De très nombreuses équipes de recherche ont mené des essais portant à la fois sur les sources d’inoculum en pépinière, les niveaux de contamination et les champignons impliqués, les étapes clefs et les voies de pénétration dans les greffes-boutures, ainsi que sur l’étude de diverses solutions de désinfection des bois et plants et de biocontrôle. Ces différents travaux ont confirmé :

  • la propagation de nombreux champignons,
  • le rôle majeur des phases de réhydratation et de stratification,
  • l’efficacité limitée des moyens de lutte chimiques ou physiques en termes de désinfection
  • et, in fine, la contamination effective des jeunes plants à des niveaux divers et imprévisibles.

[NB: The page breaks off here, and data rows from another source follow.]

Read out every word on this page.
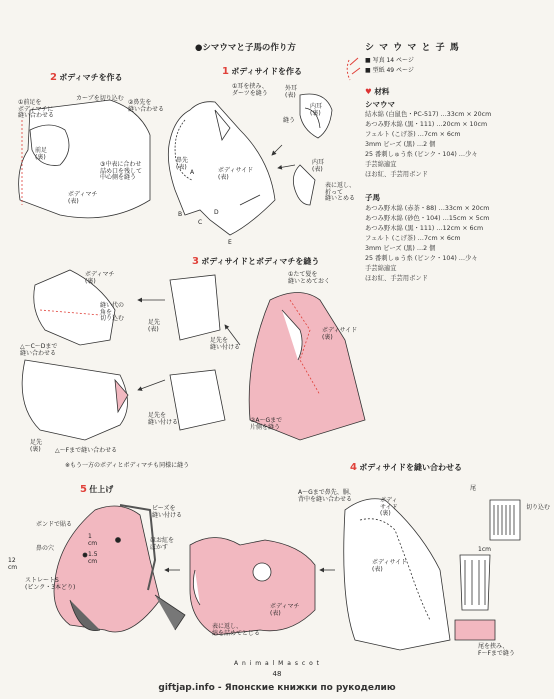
●シマウマと子馬の作り方	シ マ ウ マ と 子 馬
■ 写真 14 ページ
■ 型紙 49 ページ
♥ 材料
シマウマ
結木綿 (白鼠色・PC-517) …33cm × 20cm
あつみ野木綿 (黒・111) …20cm × 10cm
フェルト (こげ茶) …7cm × 6cm
3mm ビーズ (黒) …2 個
25 番刺しゅう糸 (ピンク・104) …少々
手芸綿適宜
ほお紅、手芸用ボンド
子馬
あつみ野木綿 (赤茶・88) …33cm × 20cm
あつみ野木綿 (砂色・104) …15cm × 5cm
あつみ野木綿 (黒・111) …12cm × 6cm
フェルト (こげ茶) …7cm × 6cm
3mm ビーズ (黒) …2 個
25 番刺しゅう糸 (ピンク・104) …少々
手芸綿適宜
ほお紅、手芸用ボンド
1 ボディサイドを作る
2 ボディマチを作る
3 ボディサイドとボディマチを縫う
4 ボディサイドを縫い合わせる
5 仕上げ
①耳を挟み、
ダーツを縫う
外耳
(表)
内耳
(裏)
縫う
内耳
(表)
表に返し、
折って
縫いとめる
鼻先
(表)	ボディサイド
(表)
A
B
C
D
E
①前足を
ボディマチに
縫い合わせる
カーブを切り込む
②鼻先を
縫い合わせる
③中表に合わせ
詰め口を残して
中心側を縫う
前足
(裏)
ボディマチ
(表)
ボディマチ
(裏)
縫い代の
角を
切り込む
△〜C〜Dまで
縫い合わせる
足先
(表)
足先を
縫い付ける
足先を
縫い付ける
①たて髪を
縫いとめておく
ボディサイド
(裏)
②A〜Gまで
片側を縫う
足先
(裏) △〜Fまで縫い合わせる
※もう一方のボディとボディマチも同様に縫う
A〜Gまで鼻先、胴、
背中を縫い合わせる	ボディ
サイド
(裏)
ボディサイド
(表)
尾
切り込む
1cm
尾を挟み、
F〜Fまで縫う
ボンドで貼る
鼻の穴
ビーズを
縫い付ける
ほお紅を
ぼかす
ストレートS
(ピンク・3本どり)
12
cm
1
cm
1.5
cm
ボディマチ
(表)
表に返し、
綿を詰めてとじる
A n i m a l M a s c o t
48
giftjap.info - Японские книжки по рукоделию
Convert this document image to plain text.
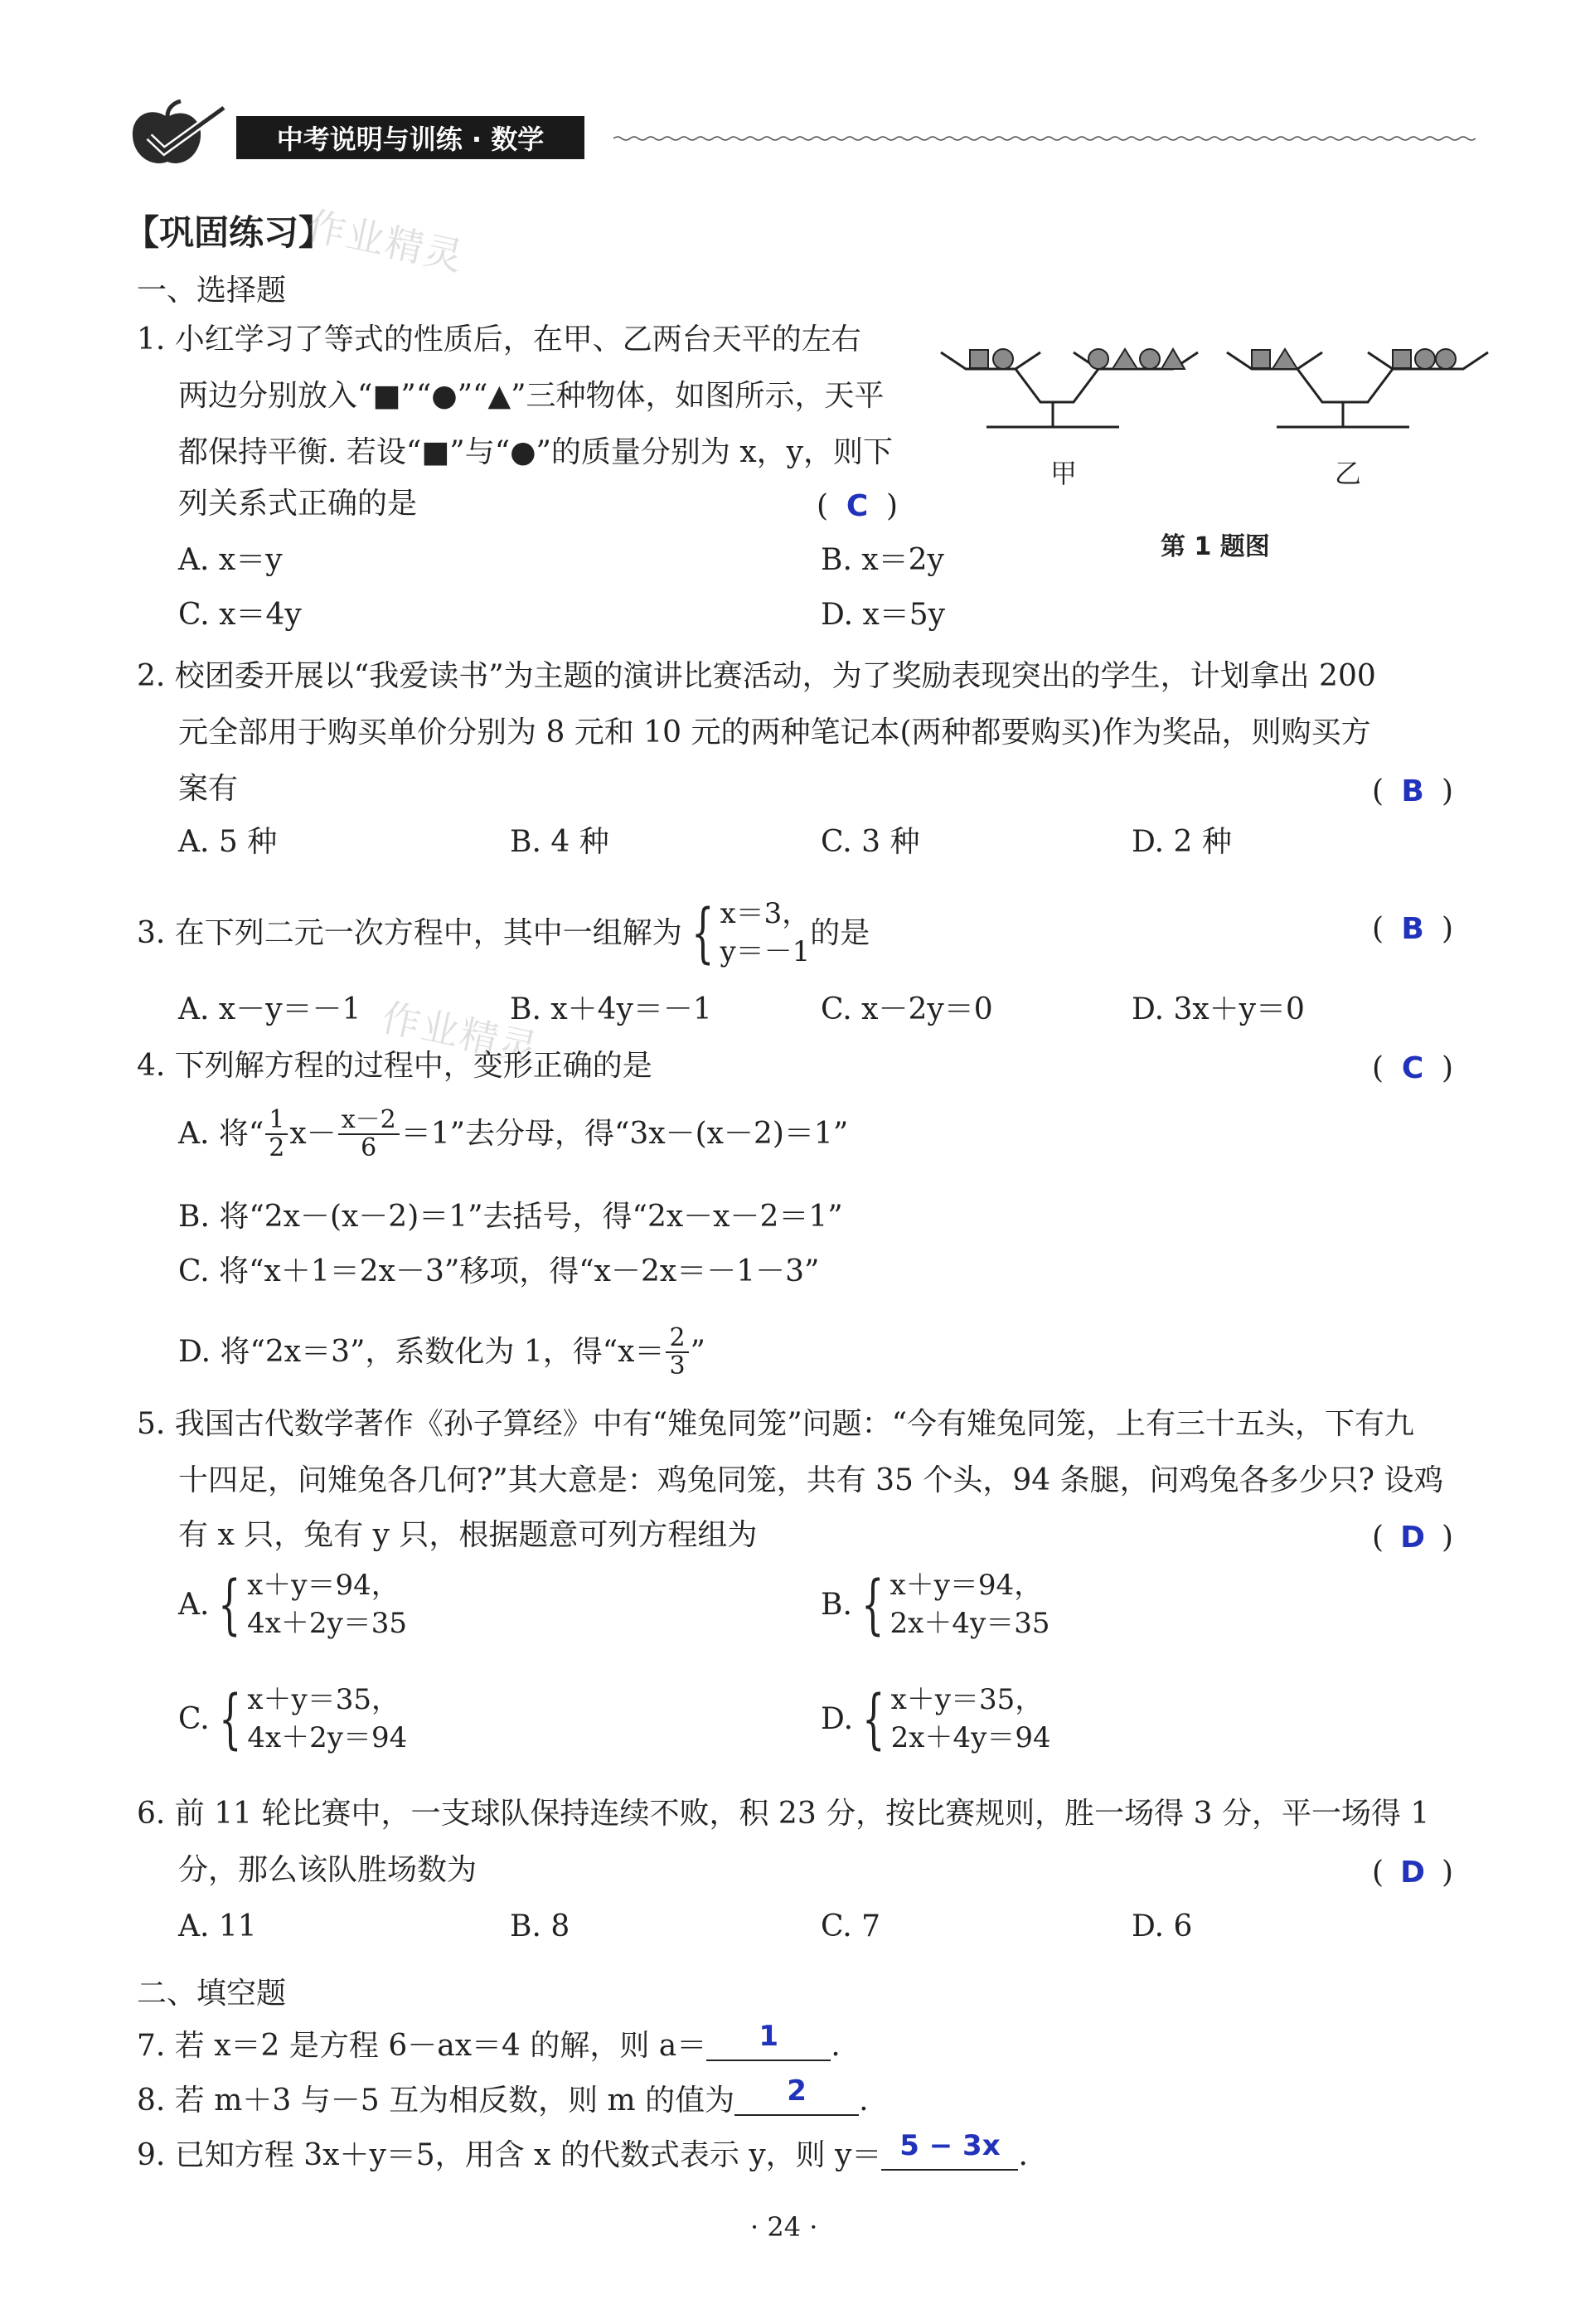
中考说明与训练 · 数学
【巩固练习】
作业精灵
一、选择题
1. 小红学习了等式的性质后，在甲、乙两台天平的左右
两边分别放入“■”“●”“▲”三种物体，如图所示，天平
都保持平衡. 若设“■”与“●”的质量分别为 x，y，则下
列关系式正确的是	( C )
A. x＝y	B. x＝2y
C. x＝4y	D. x＝5y
甲	乙
第 1 题图
2. 校团委开展以“我爱读书”为主题的演讲比赛活动，为了奖励表现突出的学生，计划拿出 200
元全部用于购买单价分别为 8 元和 10 元的两种笔记本(两种都要购买)作为奖品，则购买方
案有	( B )
A. 5 种	B. 4 种	C. 3 种	D. 2 种
3. 在下列二元一次方程中，其中一组解为 { x＝3，
y＝－1
的是	( B )
A. x－y＝－1	B. x＋4y＝－1	C. x－2y＝0	D. 3x＋y＝0
作业精灵
4. 下列解方程的过程中，变形正确的是	( C )
A. 将“ $\frac{1}{2} x- \frac{x-2}{6} =1$”去分母，得“3x－(x－2)＝1”
B. 将“2x－(x－2)＝1”去括号，得“2x－x－2＝1”
C. 将“x＋1＝2x－3”移项，得“x－2x＝－1－3”
D. 将“2x＝3”，系数化为 1，得“$x= \frac{2}{3}$ ”
5. 我国古代数学著作《孙子算经》中有“雉兔同笼”问题：“今有雉兔同笼，上有三十五头，下有九
十四足，问雉兔各几何?”其大意是：鸡兔同笼，共有 35 个头，94 条腿，问鸡兔各多少只? 设鸡
有 x 只，兔有 y 只，根据题意可列方程组为	( D )
A. { x＋y＝94，
4x＋2y＝35
B. { x＋y＝94，
2x＋4y＝35
C. { x＋y＝35，
4x＋2y＝94
D. { x＋y＝35，
2x＋4y＝94
6. 前 11 轮比赛中，一支球队保持连续不败，积 23 分，按比赛规则，胜一场得 3 分，平一场得 1
分，那么该队胜场数为	( D )
A. 11	B. 8	C. 7	D. 6
二、填空题
7. 若 x＝2 是方程 6－ax＝4 的解，则 a＝	1	.
8. 若 m＋3 与－5 互为相反数，则 m 的值为	2	.
9. 已知方程 3x＋y＝5，用含 x 的代数式表示 y，则 y＝ 5 − 3x .
· 24 ·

Cependant, à ce jour aucune étude n’a permis de mettre en relation la présence avérée de ce primo-inoculum et les symptômes ultérieurs observés au champ. De la même façon, les questionnements sur la cinétique de contamination post-plantation par le milieu extérieur n’ont pas ou très peu été abordés. Or, plusieurs résultats préliminaires issus de comparaisons entre mêmes lots greffes-boutures élevés en serre et implantés en pépinière de plein champ laissaient à penser qu’elle pouvait être rapide et importante (IFV Sud-Ouest, non publié). 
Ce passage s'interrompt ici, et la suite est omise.